SB: The biggest issue so far has been ageism, but yes, there’s a book that gets into this called The Algorithm. It looks at how companies were using AI to screen and match candidates, and all these subtle things would come up. One example: in the U.S., men generally play baseball; women play softball. So if you had “played baseball at LSU” on your resume, that might get treated as a positive signal. But if you played softball at LSU, it could knock you out. That’s a clear gender bias, and the system isn’t always transparent about it.
BC: Right, and the candidate would never know.
SB: Exactly. They don’t see what’s happening behind the scenes. They’re just applying and hearing nothing back.
BC: So while the white-collar workforce is shrinking, the demand for skilled trades is booming. That part of the labor market looks completely different.
SB: Totally. Trades are in huge demand right now, and that’s not changing anytime soon. These are people who can work anywhere. They’re getting paid extremely well, often better than new grads in office jobs, and there’s not enough of them. Meanwhile, you’ve got a huge wave of graduates with general business degrees who are stuck. It’s two separate labor markets.
BC: It’s wild that we’re still pushing college as the default path, when a lot of those jobs either don’t exist or don’t pay what people expect.
SB: That’s the hard truth, and it’s not just about pay. For actual job openings, we created this “easy apply” system, and now are watching it break in real time. You’ve got people applying to jobs they’re not qualified for — because that’s what they were told to do. You’ve got employers overwhelmed and unable to spot the ones who are qualified. And the people who could be a perfect fit are buried under 2,000 resumes.
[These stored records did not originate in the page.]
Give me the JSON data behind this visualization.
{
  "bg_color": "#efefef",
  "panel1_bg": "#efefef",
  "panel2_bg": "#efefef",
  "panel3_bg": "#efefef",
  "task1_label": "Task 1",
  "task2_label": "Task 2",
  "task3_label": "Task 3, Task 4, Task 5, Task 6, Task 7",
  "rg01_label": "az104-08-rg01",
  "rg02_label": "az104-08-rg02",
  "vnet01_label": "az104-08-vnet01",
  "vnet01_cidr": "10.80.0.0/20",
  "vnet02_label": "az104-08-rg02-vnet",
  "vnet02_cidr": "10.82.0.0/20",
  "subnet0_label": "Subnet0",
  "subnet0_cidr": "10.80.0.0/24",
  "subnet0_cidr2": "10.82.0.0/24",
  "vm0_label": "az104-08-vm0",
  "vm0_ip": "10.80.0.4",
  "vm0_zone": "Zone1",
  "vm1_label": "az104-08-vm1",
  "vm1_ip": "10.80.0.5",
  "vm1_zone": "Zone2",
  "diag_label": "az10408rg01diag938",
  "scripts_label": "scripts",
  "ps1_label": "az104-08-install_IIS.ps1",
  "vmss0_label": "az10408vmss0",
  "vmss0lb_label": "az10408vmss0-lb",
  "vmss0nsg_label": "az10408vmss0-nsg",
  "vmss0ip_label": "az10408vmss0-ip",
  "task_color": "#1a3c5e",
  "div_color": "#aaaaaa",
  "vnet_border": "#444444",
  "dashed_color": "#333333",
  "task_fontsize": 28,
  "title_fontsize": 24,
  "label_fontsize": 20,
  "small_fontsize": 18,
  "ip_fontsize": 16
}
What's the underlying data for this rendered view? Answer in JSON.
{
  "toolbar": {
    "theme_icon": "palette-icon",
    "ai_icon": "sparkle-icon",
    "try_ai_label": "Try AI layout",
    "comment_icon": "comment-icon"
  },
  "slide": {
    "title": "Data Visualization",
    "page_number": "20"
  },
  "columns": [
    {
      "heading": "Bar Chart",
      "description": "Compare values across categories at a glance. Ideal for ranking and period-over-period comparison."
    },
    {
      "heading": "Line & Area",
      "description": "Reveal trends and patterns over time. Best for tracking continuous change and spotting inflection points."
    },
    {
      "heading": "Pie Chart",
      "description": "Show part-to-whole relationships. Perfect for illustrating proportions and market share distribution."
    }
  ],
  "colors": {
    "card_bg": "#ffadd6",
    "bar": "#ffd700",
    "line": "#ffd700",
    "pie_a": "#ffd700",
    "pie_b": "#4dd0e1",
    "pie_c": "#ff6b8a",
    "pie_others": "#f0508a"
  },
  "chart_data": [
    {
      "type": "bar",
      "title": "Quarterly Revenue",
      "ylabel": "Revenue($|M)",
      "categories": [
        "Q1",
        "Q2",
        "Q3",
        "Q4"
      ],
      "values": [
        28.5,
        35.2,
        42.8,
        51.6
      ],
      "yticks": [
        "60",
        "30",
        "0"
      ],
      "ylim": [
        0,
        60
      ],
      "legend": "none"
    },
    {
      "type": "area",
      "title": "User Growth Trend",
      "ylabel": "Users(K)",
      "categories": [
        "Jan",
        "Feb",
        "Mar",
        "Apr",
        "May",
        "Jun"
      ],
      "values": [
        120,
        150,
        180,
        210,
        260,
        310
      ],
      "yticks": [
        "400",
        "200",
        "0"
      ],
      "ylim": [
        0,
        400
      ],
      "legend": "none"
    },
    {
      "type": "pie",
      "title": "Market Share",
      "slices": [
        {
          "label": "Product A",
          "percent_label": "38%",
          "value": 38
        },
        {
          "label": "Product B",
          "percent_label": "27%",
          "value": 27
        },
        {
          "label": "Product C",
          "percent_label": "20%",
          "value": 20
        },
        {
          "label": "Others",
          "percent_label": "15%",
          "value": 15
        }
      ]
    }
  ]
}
BC: There’s one hiring recruiter who keeps saying, “We built a haunted house, and we got mad that Ghost Hunters showed up.”
SB: We need to rethink how we screen for quality. Right now everything is optimized for volume, and volume is the problem. We need better tools to evaluate real intent and real fit. That might mean adding friction back into the process and making applicants show a bit more effort. That could be a short cover letter, a skill test, anything that signals they actually want the job.
BC: And you think that would actually improve things?
SB: It's not perfect, but it helps. If someone's willing to go one extra step, it tells you something. And it helps cut through the noise. Otherwise, we're just spinning our wheels. Employers are frustrated. Job seekers are burnt out. And nothing's getting better.